Selama mekanisme pembentukan harga belum sepenuhnya transparan, petani berisiko memiliki posisi tawar yang lebih lemah dalam rantai perdagangan sawit.
Evaluasi terhadap mekanisme perdagangan dan pembentukan harga CPO juga dinilai perlu dilakukan. Salah satu yang menjadi perhatian adalah mekanisme tender di Kantor Pemasaran Bersama Nusantara (KPBN).
Sistem perdagangan yang ada perlu terus dievaluasi agar harga yang terbentuk mampu mencerminkan kondisi pasar secara lebih objektif. Perbandingan dengan negara produsen sawit lain, termasuk Malaysia, juga dapat menjadi salah satu bahan evaluasi bagi Indonesia.
Dengan mekanisme harga yang lebih terbuka, perubahan harga di pasar diharapkan dapat diteruskan secara lebih proporsional hingga ke tingkat petani.

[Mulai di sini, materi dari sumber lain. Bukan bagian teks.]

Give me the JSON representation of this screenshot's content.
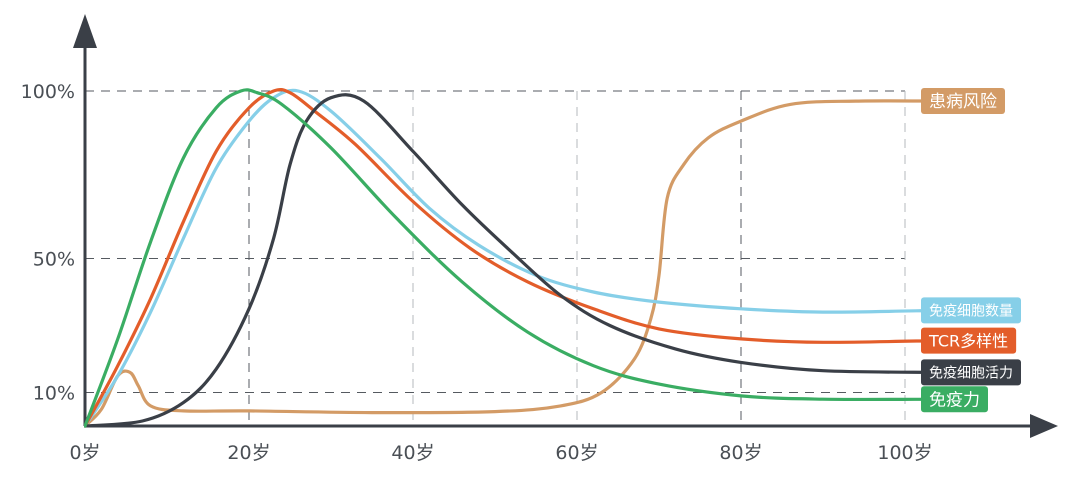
{
  "chart_data": {
    "type": "line",
    "title": "",
    "xlabel": "",
    "ylabel": "",
    "x_ticks": [
      {
        "value": 0,
        "label": "0岁"
      },
      {
        "value": 20,
        "label": "20岁"
      },
      {
        "value": 40,
        "label": "40岁"
      },
      {
        "value": 60,
        "label": "60岁"
      },
      {
        "value": 80,
        "label": "80岁"
      },
      {
        "value": 100,
        "label": "100岁"
      }
    ],
    "y_ticks": [
      {
        "value": 10,
        "label": "10%"
      },
      {
        "value": 50,
        "label": "50%"
      },
      {
        "value": 100,
        "label": "100%"
      }
    ],
    "xlim": [
      0,
      115
    ],
    "ylim": [
      0,
      115
    ],
    "grid": "dashed",
    "legend": "right, labels at line ends",
    "series": [
      {
        "name": "患病风险",
        "color": "#d39b66",
        "label_size": 17,
        "points": [
          [
            0,
            0
          ],
          [
            2,
            5
          ],
          [
            4,
            15
          ],
          [
            5.5,
            16
          ],
          [
            6.5,
            12
          ],
          [
            8,
            6
          ],
          [
            12,
            4.5
          ],
          [
            20,
            4.5
          ],
          [
            35,
            4
          ],
          [
            50,
            4.3
          ],
          [
            58,
            6
          ],
          [
            63,
            10
          ],
          [
            67,
            20
          ],
          [
            69,
            32
          ],
          [
            70,
            45
          ],
          [
            71,
            68
          ],
          [
            73,
            78
          ],
          [
            76,
            86
          ],
          [
            80,
            91
          ],
          [
            86,
            96
          ],
          [
            94,
            97
          ],
          [
            104,
            97
          ]
        ]
      },
      {
        "name": "免疫细胞数量",
        "color": "#86cfe8",
        "label_size": 14,
        "points": [
          [
            0,
            0
          ],
          [
            4,
            15
          ],
          [
            8,
            34
          ],
          [
            12,
            56
          ],
          [
            16,
            77
          ],
          [
            20,
            91
          ],
          [
            23,
            98
          ],
          [
            26,
            100
          ],
          [
            30,
            94
          ],
          [
            36,
            80
          ],
          [
            42,
            65
          ],
          [
            48,
            54
          ],
          [
            55,
            45
          ],
          [
            62,
            40
          ],
          [
            70,
            37
          ],
          [
            80,
            35
          ],
          [
            90,
            34
          ],
          [
            104,
            34.5
          ]
        ]
      },
      {
        "name": "TCR多样性",
        "color": "#e35d2a",
        "label_size": 16,
        "points": [
          [
            0,
            0
          ],
          [
            4,
            18
          ],
          [
            8,
            38
          ],
          [
            12,
            61
          ],
          [
            16,
            82
          ],
          [
            20,
            95
          ],
          [
            23,
            100
          ],
          [
            25,
            99.5
          ],
          [
            28,
            94
          ],
          [
            33,
            84
          ],
          [
            40,
            67
          ],
          [
            47,
            53
          ],
          [
            54,
            43
          ],
          [
            62,
            35
          ],
          [
            70,
            29
          ],
          [
            80,
            26
          ],
          [
            90,
            25
          ],
          [
            104,
            25.5
          ]
        ]
      },
      {
        "name": "免疫细胞活力",
        "color": "#3a3f47",
        "label_size": 14,
        "points": [
          [
            0,
            0
          ],
          [
            7,
            1.5
          ],
          [
            12,
            7
          ],
          [
            16,
            17
          ],
          [
            20,
            35
          ],
          [
            23,
            56
          ],
          [
            25,
            78
          ],
          [
            27,
            91
          ],
          [
            30,
            98
          ],
          [
            34,
            97
          ],
          [
            40,
            82
          ],
          [
            46,
            66
          ],
          [
            52,
            52
          ],
          [
            58,
            39
          ],
          [
            64,
            30
          ],
          [
            72,
            23
          ],
          [
            80,
            19
          ],
          [
            90,
            16.5
          ],
          [
            104,
            16
          ]
        ]
      },
      {
        "name": "免疫力",
        "color": "#3aad63",
        "label_size": 17,
        "points": [
          [
            0,
            0
          ],
          [
            4,
            26
          ],
          [
            8,
            55
          ],
          [
            12,
            80
          ],
          [
            16,
            95
          ],
          [
            19,
            100
          ],
          [
            21,
            99.5
          ],
          [
            24,
            96
          ],
          [
            30,
            83
          ],
          [
            38,
            62
          ],
          [
            46,
            43
          ],
          [
            54,
            28
          ],
          [
            62,
            18
          ],
          [
            70,
            12.5
          ],
          [
            80,
            9
          ],
          [
            90,
            8
          ],
          [
            104,
            8
          ]
        ]
      }
    ]
  }
}
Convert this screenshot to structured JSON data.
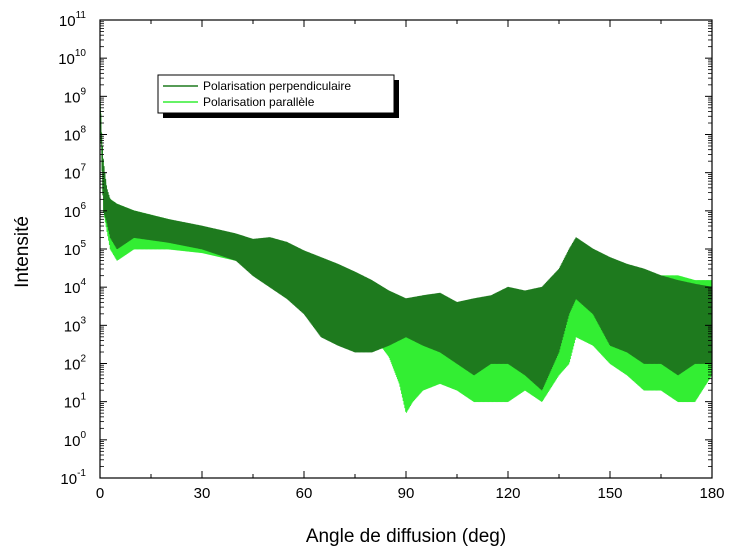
{
  "colors": {
    "perpendicular": "#1e7a1e",
    "parallel": "#33ee33",
    "axis": "#000000",
    "background": "#ffffff"
  },
  "chart_data": {
    "type": "line",
    "title": "",
    "xlabel": "Angle de diffusion (deg)",
    "ylabel": "Intensité",
    "xlim": [
      0,
      180
    ],
    "ylim": [
      0.1,
      100000000000
    ],
    "yscale": "log",
    "grid": false,
    "legend_position": "top-left",
    "x_ticks": [
      {
        "value": 0,
        "label": "0"
      },
      {
        "value": 30,
        "label": "30"
      },
      {
        "value": 60,
        "label": "60"
      },
      {
        "value": 90,
        "label": "90"
      },
      {
        "value": 120,
        "label": "120"
      },
      {
        "value": 150,
        "label": "150"
      },
      {
        "value": 180,
        "label": "180"
      }
    ],
    "y_ticks": [
      {
        "value": 0.1,
        "base": "10",
        "exp": "-1"
      },
      {
        "value": 1,
        "base": "10",
        "exp": "0"
      },
      {
        "value": 10,
        "base": "10",
        "exp": "1"
      },
      {
        "value": 100,
        "base": "10",
        "exp": "2"
      },
      {
        "value": 1000,
        "base": "10",
        "exp": "3"
      },
      {
        "value": 10000,
        "base": "10",
        "exp": "4"
      },
      {
        "value": 100000,
        "base": "10",
        "exp": "5"
      },
      {
        "value": 1000000,
        "base": "10",
        "exp": "6"
      },
      {
        "value": 10000000,
        "base": "10",
        "exp": "7"
      },
      {
        "value": 100000000,
        "base": "10",
        "exp": "8"
      },
      {
        "value": 1000000000,
        "base": "10",
        "exp": "9"
      },
      {
        "value": 10000000000,
        "base": "10",
        "exp": "10"
      },
      {
        "value": 100000000000,
        "base": "10",
        "exp": "11"
      }
    ],
    "series": [
      {
        "name": "Polarisation perpendiculaire",
        "color": "#1e7a1e",
        "x": [
          0,
          0.5,
          1,
          2,
          3,
          5,
          10,
          20,
          30,
          40,
          45,
          50,
          55,
          60,
          65,
          70,
          75,
          80,
          85,
          90,
          95,
          100,
          105,
          110,
          115,
          120,
          125,
          130,
          135,
          138,
          140,
          145,
          150,
          155,
          160,
          165,
          170,
          175,
          180
        ],
        "y": [
          1000000000,
          100000000,
          20000000,
          4000000,
          2000000,
          1500000,
          1000000,
          600000,
          400000,
          250000,
          180000,
          200000,
          150000,
          90000,
          60000,
          40000,
          25000,
          15000,
          8000,
          5000,
          6000,
          7000,
          4000,
          5000,
          6000,
          10000,
          8000,
          10000,
          30000,
          100000,
          200000,
          100000,
          60000,
          40000,
          30000,
          20000,
          15000,
          12000,
          10000
        ],
        "min": [
          1000000000,
          20000000,
          1000000,
          500000,
          200000,
          100000,
          200000,
          150000,
          100000,
          50000,
          20000,
          10000,
          5000,
          2000,
          500,
          300,
          200,
          200,
          300,
          500,
          300,
          200,
          100,
          50,
          100,
          100,
          50,
          20,
          200,
          2000,
          5000,
          2000,
          300,
          200,
          100,
          100,
          50,
          100,
          100
        ]
      },
      {
        "name": "Polarisation parallèle",
        "color": "#33ee33",
        "x": [
          0,
          0.5,
          1,
          2,
          3,
          5,
          10,
          20,
          30,
          40,
          45,
          50,
          55,
          60,
          65,
          70,
          75,
          80,
          85,
          88,
          90,
          92,
          95,
          100,
          105,
          110,
          115,
          120,
          125,
          130,
          135,
          138,
          140,
          145,
          150,
          155,
          160,
          165,
          170,
          175,
          180
        ],
        "y": [
          1000000000,
          100000000,
          20000000,
          3000000,
          2000000,
          1500000,
          1000000,
          600000,
          350000,
          200000,
          130000,
          80000,
          50000,
          30000,
          20000,
          15000,
          10000,
          5000,
          2000,
          800,
          700,
          900,
          1000,
          1500,
          2000,
          3000,
          5000,
          8000,
          6000,
          4000,
          10000,
          20000,
          40000,
          30000,
          30000,
          25000,
          25000,
          20000,
          20000,
          15000,
          15000
        ],
        "min": [
          1000000000,
          20000000,
          1000000,
          300000,
          100000,
          50000,
          100000,
          100000,
          80000,
          50000,
          30000,
          20000,
          15000,
          10000,
          8000,
          5000,
          2000,
          600,
          150,
          30,
          5,
          10,
          20,
          30,
          20,
          10,
          10,
          10,
          20,
          10,
          50,
          100,
          500,
          300,
          100,
          50,
          20,
          20,
          10,
          10,
          50
        ]
      }
    ]
  }
}
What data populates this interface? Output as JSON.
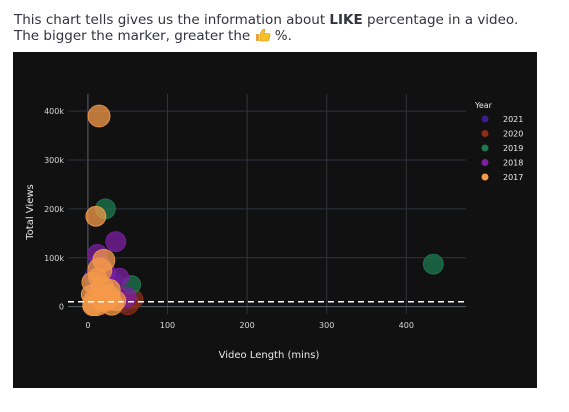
{
  "caption": {
    "part1": "This chart tells gives us the information about ",
    "bold": "LIKE",
    "part2": " percentage in a video.",
    "line2_pre": "The bigger the marker, greater the ",
    "line2_post": " %.",
    "icon": "thumbs-up-emoji"
  },
  "chart_data": {
    "type": "scatter",
    "xlabel": "Video Length (mins)",
    "ylabel": "Total Views",
    "xlim": [
      -25,
      475
    ],
    "ylim": [
      -15000,
      435000
    ],
    "xticks": [
      0,
      100,
      200,
      300,
      400
    ],
    "xtick_labels": [
      "0",
      "100",
      "200",
      "300",
      "400"
    ],
    "yticks": [
      0,
      100000,
      200000,
      300000,
      400000
    ],
    "ytick_labels": [
      "0",
      "100k",
      "200k",
      "300k",
      "400k"
    ],
    "grid": true,
    "reference_line": {
      "y": 10000,
      "style": "dashed"
    },
    "legend": {
      "title": "Year",
      "placement": "right"
    },
    "background": "#111111",
    "series": [
      {
        "name": "2021",
        "color": "#3a1e8c",
        "points": [
          [
            8,
            60000,
            10
          ],
          [
            12,
            25000,
            12
          ],
          [
            22,
            40000,
            8
          ],
          [
            30,
            15000,
            10
          ],
          [
            45,
            8000,
            9
          ],
          [
            15,
            85000,
            11
          ],
          [
            35,
            50000,
            8
          ]
        ]
      },
      {
        "name": "2020",
        "color": "#8b2d1a",
        "points": [
          [
            10,
            20000,
            9
          ],
          [
            25,
            12000,
            10
          ],
          [
            50,
            6000,
            11
          ],
          [
            58,
            15000,
            9
          ],
          [
            40,
            25000,
            8
          ],
          [
            18,
            5000,
            10
          ]
        ]
      },
      {
        "name": "2019",
        "color": "#1c7a4f",
        "points": [
          [
            22,
            200000,
            10
          ],
          [
            55,
            45000,
            9
          ],
          [
            434,
            87000,
            10
          ],
          [
            18,
            10000,
            8
          ],
          [
            30,
            30000,
            9
          ]
        ]
      },
      {
        "name": "2018",
        "color": "#7b1fa2",
        "points": [
          [
            35,
            133000,
            10
          ],
          [
            12,
            107000,
            10
          ],
          [
            40,
            60000,
            9
          ],
          [
            25,
            70000,
            8
          ],
          [
            48,
            20000,
            10
          ],
          [
            8,
            30000,
            9
          ]
        ]
      },
      {
        "name": "2017",
        "color": "#f59a4a",
        "points": [
          [
            14,
            390000,
            11
          ],
          [
            10,
            185000,
            10
          ],
          [
            20,
            95000,
            11
          ],
          [
            15,
            75000,
            12
          ],
          [
            5,
            50000,
            10
          ],
          [
            18,
            40000,
            11
          ],
          [
            25,
            20000,
            12
          ],
          [
            10,
            8000,
            13
          ],
          [
            30,
            5000,
            11
          ],
          [
            6,
            2000,
            10
          ],
          [
            20,
            15000,
            12
          ],
          [
            35,
            12000,
            10
          ],
          [
            12,
            60000,
            9
          ],
          [
            28,
            35000,
            10
          ],
          [
            3,
            25000,
            9
          ]
        ]
      }
    ]
  }
}
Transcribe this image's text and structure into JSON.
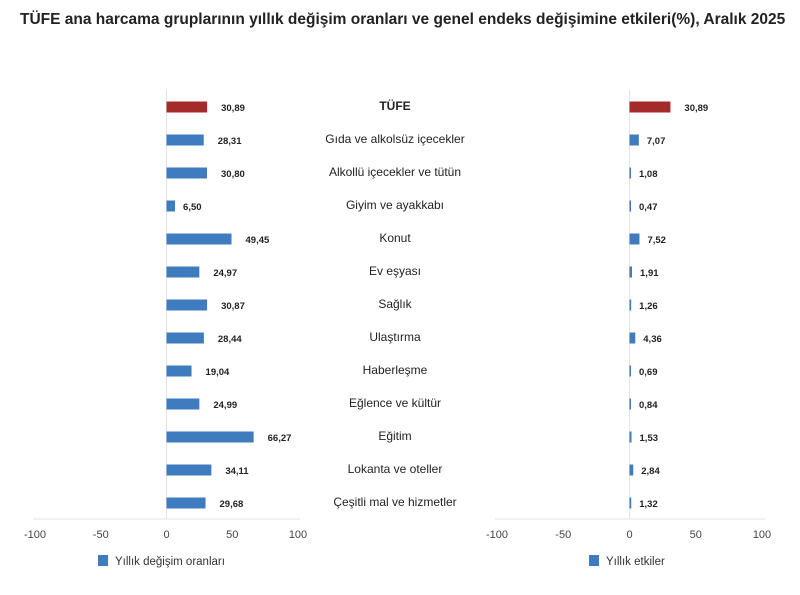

Kondisi tersebut pada akhirnya dapat memberikan kepastian yang lebih baik bagi petani dalam mengelola kebun, menghitung biaya produksi, serta menentukan investasi untuk meningkatkan produktivitas.
Kenaikan harga TBS hingga Rp3.000-an per kilogram di Aceh Barat menjadi momentum positif bagi petani. Namun, tantangan berikutnya adalah menjaga agar keuntungan tersebut tidak hanya bersifat sementara.
Dukungan pemerintah daerah melalui pemantauan harga dan pendampingan petani perlu berjalan beriringan dengan pembenahan sistem perdagangan sawit di tingkat nasional.
Jika transparansi harga CPO semakin kuat dan posisi tawar petani meningkat, kenaikan harga di tingkat pasar diharapkan dapat memberikan manfaat yang lebih besar bagi perkebunan rakyat.
Dengan sinergi antara pemerintah, petani, dan pelaku industri, sektor sawit Aceh Barat berpeluang terus menjadi salah satu penggerak ekonomi daerah sekaligus meningkatkan kesejahteraan masyarakat yang menggantungkan hidup pada komoditas tersebut.